Vaisman died on Feb. 9, 2020, at the age of 64.
Following a special Celebration of Life ceremony at Mountain Falls Golf Club on Feb. 26, Vaisman’s wife Chandra, shared fond memories of their time together.
This month, the couple would have been married for eight years.
“We were together five years before we got married,” she said. “I have four kids from my previous marriage and two kids with Alex. He had such a great sense of humor and he was a lot of fun and made me laugh every day. We had an incredible, good, healthy and funny relationship. It’s the type of relationship that you dream about, but rarely find. I was very, very fortunate to find someone like Alex. We just got along so well on every level. We worked together at one time and we were great friends.”
Chandra Vaisman also said her husband should be remembered as a very happy man who enjoyed his family and life in general.
“He always said to me that his job as a physician was not a job, but more like a hobby,” she recalled. “That’s how he felt. He enjoyed it immensely. It was just his calling and he was so good at it. Alex spoke multiple languages, like Romanian, Hebrew, German, and he also spoke a small amount of Spanish.”
Former Nevada District-36 Assemblyman James Oscarson said he first met Dr. Vaisman during his time as Community Relations Director at Desert View Hospital.
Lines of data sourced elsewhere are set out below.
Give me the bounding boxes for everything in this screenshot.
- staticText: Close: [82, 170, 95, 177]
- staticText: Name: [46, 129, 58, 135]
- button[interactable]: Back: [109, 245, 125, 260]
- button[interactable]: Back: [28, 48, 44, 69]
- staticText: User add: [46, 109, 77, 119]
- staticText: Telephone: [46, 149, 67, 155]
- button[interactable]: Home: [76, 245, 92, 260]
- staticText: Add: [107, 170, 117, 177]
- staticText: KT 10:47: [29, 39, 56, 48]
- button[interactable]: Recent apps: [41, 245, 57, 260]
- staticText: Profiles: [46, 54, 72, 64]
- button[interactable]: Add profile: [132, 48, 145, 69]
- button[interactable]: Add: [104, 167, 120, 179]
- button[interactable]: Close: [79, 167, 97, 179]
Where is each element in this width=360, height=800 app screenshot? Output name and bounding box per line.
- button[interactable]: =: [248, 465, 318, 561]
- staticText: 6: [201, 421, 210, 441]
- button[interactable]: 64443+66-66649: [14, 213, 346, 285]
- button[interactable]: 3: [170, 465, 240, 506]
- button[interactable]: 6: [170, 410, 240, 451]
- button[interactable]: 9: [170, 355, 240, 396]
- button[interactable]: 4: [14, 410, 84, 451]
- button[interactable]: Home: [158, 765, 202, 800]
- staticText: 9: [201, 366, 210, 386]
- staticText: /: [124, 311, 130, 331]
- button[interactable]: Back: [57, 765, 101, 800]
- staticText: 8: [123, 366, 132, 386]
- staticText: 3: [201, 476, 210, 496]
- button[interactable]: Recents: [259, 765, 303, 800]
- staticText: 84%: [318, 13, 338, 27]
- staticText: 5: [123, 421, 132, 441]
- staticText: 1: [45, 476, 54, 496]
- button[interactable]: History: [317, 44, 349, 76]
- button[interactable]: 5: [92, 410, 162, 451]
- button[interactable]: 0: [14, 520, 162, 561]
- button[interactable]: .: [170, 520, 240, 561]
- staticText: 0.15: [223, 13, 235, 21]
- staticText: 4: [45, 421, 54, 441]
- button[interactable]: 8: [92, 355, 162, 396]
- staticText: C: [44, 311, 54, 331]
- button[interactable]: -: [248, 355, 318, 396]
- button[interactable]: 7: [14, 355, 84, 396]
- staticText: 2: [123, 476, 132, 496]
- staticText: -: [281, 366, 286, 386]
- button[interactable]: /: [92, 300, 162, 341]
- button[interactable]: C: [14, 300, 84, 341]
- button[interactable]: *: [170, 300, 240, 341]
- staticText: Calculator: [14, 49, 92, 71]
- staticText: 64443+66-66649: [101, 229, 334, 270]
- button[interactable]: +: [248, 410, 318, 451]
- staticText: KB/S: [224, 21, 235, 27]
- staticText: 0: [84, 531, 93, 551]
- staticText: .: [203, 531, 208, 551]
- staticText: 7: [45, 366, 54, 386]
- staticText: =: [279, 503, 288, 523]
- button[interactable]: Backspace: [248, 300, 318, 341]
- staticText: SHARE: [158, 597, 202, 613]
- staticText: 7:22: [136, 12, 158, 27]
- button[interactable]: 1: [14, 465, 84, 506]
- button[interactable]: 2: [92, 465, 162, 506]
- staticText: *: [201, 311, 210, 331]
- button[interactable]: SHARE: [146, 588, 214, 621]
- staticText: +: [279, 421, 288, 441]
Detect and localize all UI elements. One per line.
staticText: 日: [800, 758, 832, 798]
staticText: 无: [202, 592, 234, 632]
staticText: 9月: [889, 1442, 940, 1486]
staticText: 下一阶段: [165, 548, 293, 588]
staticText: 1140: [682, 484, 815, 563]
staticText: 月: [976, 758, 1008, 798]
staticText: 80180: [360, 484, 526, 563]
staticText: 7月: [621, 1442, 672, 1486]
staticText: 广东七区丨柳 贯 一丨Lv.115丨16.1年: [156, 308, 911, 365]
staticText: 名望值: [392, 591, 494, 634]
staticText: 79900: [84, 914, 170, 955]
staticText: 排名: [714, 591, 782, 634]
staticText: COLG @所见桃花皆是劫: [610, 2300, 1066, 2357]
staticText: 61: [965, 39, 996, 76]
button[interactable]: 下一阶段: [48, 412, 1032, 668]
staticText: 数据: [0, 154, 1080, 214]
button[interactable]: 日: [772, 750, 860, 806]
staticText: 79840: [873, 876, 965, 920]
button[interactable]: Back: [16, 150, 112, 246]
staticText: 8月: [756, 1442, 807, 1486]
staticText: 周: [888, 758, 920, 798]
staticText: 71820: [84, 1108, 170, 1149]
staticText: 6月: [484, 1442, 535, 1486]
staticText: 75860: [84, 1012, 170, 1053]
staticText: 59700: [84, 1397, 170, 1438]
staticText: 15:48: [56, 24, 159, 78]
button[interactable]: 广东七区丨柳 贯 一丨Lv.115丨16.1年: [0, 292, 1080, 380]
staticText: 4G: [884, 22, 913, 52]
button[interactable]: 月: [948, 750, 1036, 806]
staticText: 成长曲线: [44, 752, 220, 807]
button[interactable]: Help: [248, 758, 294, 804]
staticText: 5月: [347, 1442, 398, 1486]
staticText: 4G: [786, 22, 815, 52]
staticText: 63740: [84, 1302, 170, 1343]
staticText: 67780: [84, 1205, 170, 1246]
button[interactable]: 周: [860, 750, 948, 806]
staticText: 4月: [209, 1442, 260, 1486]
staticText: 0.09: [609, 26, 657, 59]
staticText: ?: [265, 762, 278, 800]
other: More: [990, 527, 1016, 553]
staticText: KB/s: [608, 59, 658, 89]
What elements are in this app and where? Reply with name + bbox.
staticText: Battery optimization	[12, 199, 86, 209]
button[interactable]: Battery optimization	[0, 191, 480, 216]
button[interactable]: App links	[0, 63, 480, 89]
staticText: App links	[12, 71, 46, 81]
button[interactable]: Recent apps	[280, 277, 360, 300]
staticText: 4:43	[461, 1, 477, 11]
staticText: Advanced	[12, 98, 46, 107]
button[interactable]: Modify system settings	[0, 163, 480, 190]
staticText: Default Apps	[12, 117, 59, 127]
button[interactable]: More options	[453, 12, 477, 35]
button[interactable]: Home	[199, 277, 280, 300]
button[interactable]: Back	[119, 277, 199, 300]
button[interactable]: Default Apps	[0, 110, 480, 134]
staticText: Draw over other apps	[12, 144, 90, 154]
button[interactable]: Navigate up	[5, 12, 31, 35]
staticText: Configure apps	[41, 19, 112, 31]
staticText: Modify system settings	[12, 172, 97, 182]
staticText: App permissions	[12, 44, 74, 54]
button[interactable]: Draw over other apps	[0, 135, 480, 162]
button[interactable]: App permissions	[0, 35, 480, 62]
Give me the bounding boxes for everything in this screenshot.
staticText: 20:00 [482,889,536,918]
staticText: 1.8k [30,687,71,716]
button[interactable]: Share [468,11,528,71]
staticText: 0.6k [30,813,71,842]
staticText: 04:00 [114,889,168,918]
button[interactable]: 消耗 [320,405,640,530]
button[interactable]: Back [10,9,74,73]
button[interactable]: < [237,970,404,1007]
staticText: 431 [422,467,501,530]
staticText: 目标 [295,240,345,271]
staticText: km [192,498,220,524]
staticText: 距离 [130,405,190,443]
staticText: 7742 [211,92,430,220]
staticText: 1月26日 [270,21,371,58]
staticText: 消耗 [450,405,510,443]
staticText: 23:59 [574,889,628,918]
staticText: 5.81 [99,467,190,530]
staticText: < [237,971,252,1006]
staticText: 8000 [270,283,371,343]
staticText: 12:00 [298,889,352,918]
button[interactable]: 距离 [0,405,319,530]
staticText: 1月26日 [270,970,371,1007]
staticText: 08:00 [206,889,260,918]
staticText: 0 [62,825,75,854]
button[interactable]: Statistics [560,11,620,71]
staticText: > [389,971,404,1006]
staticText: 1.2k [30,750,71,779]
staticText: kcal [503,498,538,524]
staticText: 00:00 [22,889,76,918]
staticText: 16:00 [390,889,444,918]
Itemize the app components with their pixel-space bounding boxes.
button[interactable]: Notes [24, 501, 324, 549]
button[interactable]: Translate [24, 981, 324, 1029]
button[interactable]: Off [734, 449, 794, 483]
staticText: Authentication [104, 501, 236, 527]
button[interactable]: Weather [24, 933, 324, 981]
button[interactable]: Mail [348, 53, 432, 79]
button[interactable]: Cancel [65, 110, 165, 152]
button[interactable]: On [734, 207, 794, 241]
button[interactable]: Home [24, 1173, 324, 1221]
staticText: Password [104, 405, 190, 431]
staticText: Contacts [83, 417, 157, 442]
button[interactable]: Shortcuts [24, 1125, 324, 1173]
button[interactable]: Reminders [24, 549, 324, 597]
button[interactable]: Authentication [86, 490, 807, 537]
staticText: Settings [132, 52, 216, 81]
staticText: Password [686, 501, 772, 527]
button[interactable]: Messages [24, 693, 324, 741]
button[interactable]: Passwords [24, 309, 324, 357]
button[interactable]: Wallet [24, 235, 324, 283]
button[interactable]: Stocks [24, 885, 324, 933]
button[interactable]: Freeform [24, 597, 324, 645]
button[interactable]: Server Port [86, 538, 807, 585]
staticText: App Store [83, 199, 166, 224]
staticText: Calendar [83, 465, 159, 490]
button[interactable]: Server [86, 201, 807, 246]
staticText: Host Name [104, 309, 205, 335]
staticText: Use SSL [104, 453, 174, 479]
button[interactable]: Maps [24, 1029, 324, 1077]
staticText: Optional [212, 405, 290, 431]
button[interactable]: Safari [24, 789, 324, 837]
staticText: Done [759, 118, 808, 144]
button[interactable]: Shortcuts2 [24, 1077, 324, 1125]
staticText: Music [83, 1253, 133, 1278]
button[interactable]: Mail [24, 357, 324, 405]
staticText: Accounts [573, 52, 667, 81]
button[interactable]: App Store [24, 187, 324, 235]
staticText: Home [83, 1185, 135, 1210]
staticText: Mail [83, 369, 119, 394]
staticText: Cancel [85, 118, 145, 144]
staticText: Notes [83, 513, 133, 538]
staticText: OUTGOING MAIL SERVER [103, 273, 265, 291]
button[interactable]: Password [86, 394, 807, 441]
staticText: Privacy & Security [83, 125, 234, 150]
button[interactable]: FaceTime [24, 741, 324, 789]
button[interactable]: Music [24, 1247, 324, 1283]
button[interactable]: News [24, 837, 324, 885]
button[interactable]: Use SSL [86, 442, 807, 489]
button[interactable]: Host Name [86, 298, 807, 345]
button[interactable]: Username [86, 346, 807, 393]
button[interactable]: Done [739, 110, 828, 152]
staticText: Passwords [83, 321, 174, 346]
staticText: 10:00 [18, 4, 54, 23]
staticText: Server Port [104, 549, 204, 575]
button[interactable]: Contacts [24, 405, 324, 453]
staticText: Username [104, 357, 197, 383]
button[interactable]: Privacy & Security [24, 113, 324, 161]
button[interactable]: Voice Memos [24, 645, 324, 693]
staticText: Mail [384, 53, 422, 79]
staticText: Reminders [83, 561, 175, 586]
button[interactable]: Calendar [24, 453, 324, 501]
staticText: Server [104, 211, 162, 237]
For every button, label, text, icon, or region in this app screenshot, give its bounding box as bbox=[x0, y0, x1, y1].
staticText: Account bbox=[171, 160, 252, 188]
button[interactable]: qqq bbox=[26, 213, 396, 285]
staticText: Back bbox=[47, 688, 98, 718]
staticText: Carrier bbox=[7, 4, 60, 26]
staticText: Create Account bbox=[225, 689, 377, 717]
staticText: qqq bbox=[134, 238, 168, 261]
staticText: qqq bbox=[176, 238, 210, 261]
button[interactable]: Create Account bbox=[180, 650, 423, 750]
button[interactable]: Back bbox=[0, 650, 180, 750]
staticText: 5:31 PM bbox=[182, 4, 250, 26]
“Alex and I have known each other and have been friends for over 10 years,” Oscarson said. “He was the epitome of what an emergency room physician would be. He cared first about his patients, and how they were treated. His patients were treated with the best quality care they possibly could have.”
Oscarson also recalled a time when Dr. Vaisman used his multi-lingual skills while treating a patient who arrived in the emergency room, following a motor vehicle accident.
“There was a lady who had come in and she wasn’t speaking any language that we understood at that point in time,” Oscarson said. “I happened to be at the desk, and Dr. Vaisman heard what was going on and went to the room she was in and started speaking to her in her native tongue. She was speaking Romanian, and he spoke to her and immediately calmed and soothed the patient. There are stories like that, time and time again, of his intervention with a patient’s care, to make sure that the patients were well taken care of and were put at ease. Alex had a calming way, and a way to make people feel like everything was going to be okay and that they were in the right hands with the right people. They were definitely in the right place.”
Dr. Vaisman’s generosity and sense of humor was another trait Oscarson spoke about.
“The staff loved him,” he said. “If he wanted a cup of coffee from Starbucks, he would buy the entire staff in the ER a cup of coffee from Starbucks. It wasn’t uncommon to see him getting water or helping a patient to the restroom. That’s the kind of person he was, and he was the kind of physician we need more of.”
While not on duty, Dr. Vaisman pursued one of his many favorite outdoor pastimes, Oscarson noted.
“I know he had a motorcycle and he absolutely loved it,” Oscarson said. “It is still sitting in his garage to this day, and I just saw it last week. When he got on that bike it was a whole different world for him. I think due to his practice in medicine, and due to his family commitments, he didn’t get to ride nearly as often as he wanted to, but he was truly passionate about that as well as other outdoor sports that he could do with his family. He also had a great sense of humor.”